President Bush has put in place new prescription drug benefits for seniors — one reason the costs of Medicare for seniors will rise but their cost for health care will go down. Part of that reform also will require seniors get a physical exam when they enter Medicare — a step that should encourage early treatment. The Bush administration also is instituting reforms that will encourage the use of information technology to eliminate the communications gaps that cost so much in money, patient suffering and even lives. And he wants to promote personal health accounts to provide additional coverage to 4.7 million now uninsured Americans. Cost over 10 years: $120 billion.

Kerry’s health plan essentially would create a reinsurance pool for small business, encourage people to sign into plans like those for members of Congress and reputedly help 27 million uninsured. Cost over 10 years: $653 billion, according to Kenneth W. Thorpe of Emory University, who drew up the cost estimates for the Clinton administration’s health proposals, to $1.5 trillion, according to an American Enterprise Institute study directed by Joe Antos, formerly assistant director for health and human resources at the Congressional Budget Office. The National Center for Policy Analysis has provided a middle ground figure for the cost of Kerry’s program, but says unintended economic consequences of the plan could leave as many uninsured in the end as there are today.

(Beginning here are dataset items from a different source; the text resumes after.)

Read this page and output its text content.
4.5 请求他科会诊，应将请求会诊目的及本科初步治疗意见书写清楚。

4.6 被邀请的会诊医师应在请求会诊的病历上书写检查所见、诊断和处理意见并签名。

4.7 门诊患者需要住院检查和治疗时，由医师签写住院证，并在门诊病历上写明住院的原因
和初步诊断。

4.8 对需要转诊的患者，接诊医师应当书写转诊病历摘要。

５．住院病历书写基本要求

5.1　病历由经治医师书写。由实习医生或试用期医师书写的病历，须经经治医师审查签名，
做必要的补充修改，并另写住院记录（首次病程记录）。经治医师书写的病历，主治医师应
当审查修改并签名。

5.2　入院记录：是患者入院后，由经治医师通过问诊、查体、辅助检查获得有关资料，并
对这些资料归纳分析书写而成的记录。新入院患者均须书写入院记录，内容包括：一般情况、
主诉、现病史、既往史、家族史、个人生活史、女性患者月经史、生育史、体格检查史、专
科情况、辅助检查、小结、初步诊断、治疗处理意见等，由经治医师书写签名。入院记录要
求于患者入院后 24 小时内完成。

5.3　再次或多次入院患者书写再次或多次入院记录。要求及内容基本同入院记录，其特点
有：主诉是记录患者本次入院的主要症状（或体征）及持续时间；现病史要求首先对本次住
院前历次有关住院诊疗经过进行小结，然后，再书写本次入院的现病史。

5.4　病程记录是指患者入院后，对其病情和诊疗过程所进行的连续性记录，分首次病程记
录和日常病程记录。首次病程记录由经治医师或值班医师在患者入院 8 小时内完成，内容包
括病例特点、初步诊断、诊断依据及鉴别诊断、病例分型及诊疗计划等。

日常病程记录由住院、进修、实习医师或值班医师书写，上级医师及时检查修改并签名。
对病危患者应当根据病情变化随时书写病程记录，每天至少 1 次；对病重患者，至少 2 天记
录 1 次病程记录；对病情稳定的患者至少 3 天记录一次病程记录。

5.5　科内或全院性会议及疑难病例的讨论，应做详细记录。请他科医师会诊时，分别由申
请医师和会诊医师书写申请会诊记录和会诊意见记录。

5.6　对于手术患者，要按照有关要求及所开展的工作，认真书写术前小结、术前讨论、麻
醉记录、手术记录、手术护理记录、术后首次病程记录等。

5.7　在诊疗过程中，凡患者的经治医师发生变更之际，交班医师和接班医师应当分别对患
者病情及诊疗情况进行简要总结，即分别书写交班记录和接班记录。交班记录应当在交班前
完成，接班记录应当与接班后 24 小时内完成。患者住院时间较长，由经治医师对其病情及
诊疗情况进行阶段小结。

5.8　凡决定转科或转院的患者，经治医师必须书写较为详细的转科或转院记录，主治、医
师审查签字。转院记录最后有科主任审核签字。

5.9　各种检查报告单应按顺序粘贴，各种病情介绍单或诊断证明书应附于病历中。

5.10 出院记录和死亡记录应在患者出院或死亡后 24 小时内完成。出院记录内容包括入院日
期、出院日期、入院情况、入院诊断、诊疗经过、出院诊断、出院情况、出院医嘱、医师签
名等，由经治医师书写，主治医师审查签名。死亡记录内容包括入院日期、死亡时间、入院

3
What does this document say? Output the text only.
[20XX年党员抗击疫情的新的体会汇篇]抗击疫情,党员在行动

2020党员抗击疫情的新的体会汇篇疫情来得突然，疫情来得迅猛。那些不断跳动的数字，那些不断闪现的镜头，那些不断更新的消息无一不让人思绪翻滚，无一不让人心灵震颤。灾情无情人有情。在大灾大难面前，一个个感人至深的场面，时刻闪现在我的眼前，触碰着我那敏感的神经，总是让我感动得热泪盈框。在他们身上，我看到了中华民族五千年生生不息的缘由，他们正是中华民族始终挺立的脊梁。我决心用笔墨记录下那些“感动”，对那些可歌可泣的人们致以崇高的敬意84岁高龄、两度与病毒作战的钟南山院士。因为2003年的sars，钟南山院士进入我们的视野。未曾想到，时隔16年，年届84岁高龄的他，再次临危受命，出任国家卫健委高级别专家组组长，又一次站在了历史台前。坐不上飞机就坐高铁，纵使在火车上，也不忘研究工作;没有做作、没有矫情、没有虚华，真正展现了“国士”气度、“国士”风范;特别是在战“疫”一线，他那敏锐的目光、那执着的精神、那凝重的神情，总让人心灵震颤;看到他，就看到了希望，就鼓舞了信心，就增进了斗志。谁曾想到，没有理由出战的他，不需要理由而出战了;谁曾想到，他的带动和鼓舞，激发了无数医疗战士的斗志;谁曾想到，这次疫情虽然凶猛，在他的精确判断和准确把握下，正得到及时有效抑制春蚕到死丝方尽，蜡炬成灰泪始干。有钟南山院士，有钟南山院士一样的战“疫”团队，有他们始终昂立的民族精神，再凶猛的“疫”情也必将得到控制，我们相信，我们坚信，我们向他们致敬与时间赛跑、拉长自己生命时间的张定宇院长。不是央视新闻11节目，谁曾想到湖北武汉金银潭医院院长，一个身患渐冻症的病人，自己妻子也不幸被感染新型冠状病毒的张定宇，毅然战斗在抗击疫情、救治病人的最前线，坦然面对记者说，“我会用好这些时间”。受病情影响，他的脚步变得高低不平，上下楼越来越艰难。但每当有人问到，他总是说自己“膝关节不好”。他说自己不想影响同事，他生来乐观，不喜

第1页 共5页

The costs of insuring all are staggering from $120 billion to as much as $1.5 trillion over 10 years. Before we spend that kind of money there should be a debate about our priorities in light of the hugh numbers we are spending now whether you calculate that amount on a Unified budget or a GAAP accounting budget. We also need an assessment of Tort reform, which the democrats oppose which is costing $250 billion per year.